- Born: 1936 Ain Bni Mathar, Morocco
- Died: 18 December 1975 (aged 38–39) Casablanca, Morocco
- Cause of death: Assassination (suspected by Shabiba Islamiya)
- Occupations: journalist, Engineer, Lawyer, Trade unionist
- Known for: Founding member of Union Socialiste des Forces Populaires (USFP), Editor of Al Muharrir
- Notable work: Editor of Al Muharrir
- Political party: Union Socialiste des Forces Populaires (USFP)

= Omar Benjelloun =

Moroccan journalist and politician

Omar Benjelloun (عمر بنجلون; 1936 in Ain Bni Mathar – 18 December 1975 in Casablanca) was a Moroccan journalist, engineer, lawyer and trade union activist.

==Biography==
Omar Benjelloun was born in 1936 in Ain Bni Mathar. He hailed from one of the most affluent families in Morocco. He attended French school and later studied law in France. Following his graduation in telecommunications and law in Paris, Benjelloun returned to Morocco to take up a post as a regional director in telecommunications in Casablanca. In 1959, after leaving the Istiqlal Party with other members, he went on to become the general secretary of the socialist party USFP (Union Socialiste des Forces Populaires), of which he had been a founding member, and editor of its newspaper Al Muharrir.

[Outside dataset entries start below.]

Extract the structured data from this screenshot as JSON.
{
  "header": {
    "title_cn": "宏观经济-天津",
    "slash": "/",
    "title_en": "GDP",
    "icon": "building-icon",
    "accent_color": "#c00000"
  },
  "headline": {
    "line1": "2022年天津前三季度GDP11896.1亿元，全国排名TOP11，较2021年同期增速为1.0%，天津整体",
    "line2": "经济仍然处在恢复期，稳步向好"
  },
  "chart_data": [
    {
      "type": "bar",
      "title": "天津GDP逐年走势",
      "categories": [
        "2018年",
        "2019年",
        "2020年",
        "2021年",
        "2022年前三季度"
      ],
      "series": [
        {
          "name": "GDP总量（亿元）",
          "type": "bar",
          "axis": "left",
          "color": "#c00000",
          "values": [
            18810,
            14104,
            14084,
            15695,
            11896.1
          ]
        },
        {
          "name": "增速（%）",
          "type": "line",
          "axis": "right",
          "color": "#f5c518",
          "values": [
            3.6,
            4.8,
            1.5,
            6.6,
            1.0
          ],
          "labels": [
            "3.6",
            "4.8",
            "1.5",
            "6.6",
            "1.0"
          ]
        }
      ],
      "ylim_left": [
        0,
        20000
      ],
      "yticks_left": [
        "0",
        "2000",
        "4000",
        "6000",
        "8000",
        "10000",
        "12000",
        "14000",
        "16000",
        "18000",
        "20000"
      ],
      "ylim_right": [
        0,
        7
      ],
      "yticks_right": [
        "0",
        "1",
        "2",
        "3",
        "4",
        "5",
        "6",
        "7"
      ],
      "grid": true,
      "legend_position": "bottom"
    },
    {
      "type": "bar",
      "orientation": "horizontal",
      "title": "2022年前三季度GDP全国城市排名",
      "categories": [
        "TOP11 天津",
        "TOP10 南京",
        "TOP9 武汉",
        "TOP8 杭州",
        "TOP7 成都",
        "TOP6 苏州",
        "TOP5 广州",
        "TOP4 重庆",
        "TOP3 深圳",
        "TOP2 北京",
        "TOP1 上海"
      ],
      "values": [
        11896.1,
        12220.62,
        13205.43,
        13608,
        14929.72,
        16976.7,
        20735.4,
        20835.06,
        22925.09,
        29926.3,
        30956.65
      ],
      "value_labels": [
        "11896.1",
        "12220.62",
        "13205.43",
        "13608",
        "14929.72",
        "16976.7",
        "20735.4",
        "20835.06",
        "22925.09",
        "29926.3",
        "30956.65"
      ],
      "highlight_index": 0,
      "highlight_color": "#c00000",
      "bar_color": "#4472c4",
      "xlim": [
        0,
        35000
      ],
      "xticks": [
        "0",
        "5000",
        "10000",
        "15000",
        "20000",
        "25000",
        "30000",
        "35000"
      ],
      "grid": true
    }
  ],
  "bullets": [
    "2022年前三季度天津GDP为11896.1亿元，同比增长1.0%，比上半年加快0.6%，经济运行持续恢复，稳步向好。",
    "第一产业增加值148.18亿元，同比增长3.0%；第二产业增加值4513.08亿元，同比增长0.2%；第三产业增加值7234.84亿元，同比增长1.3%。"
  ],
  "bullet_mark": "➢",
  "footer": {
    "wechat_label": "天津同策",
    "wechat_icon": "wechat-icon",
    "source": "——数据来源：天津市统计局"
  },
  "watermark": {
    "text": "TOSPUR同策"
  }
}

In 1963 he received a death sentence under the rule of Hassan II, but was later pardoned. He was again arrested in 1966 and 1973 and subjected to torture.

On 18 December 1975 he was stabbed or battered to death in front of his home in Casablanca. It is suspected that he was killed by the extremist group Shabiba Islamiya. After Benjelloun's assassination, Abdelkrim Motii, founder of the Shabiba Islamiya, had to flee Morocco.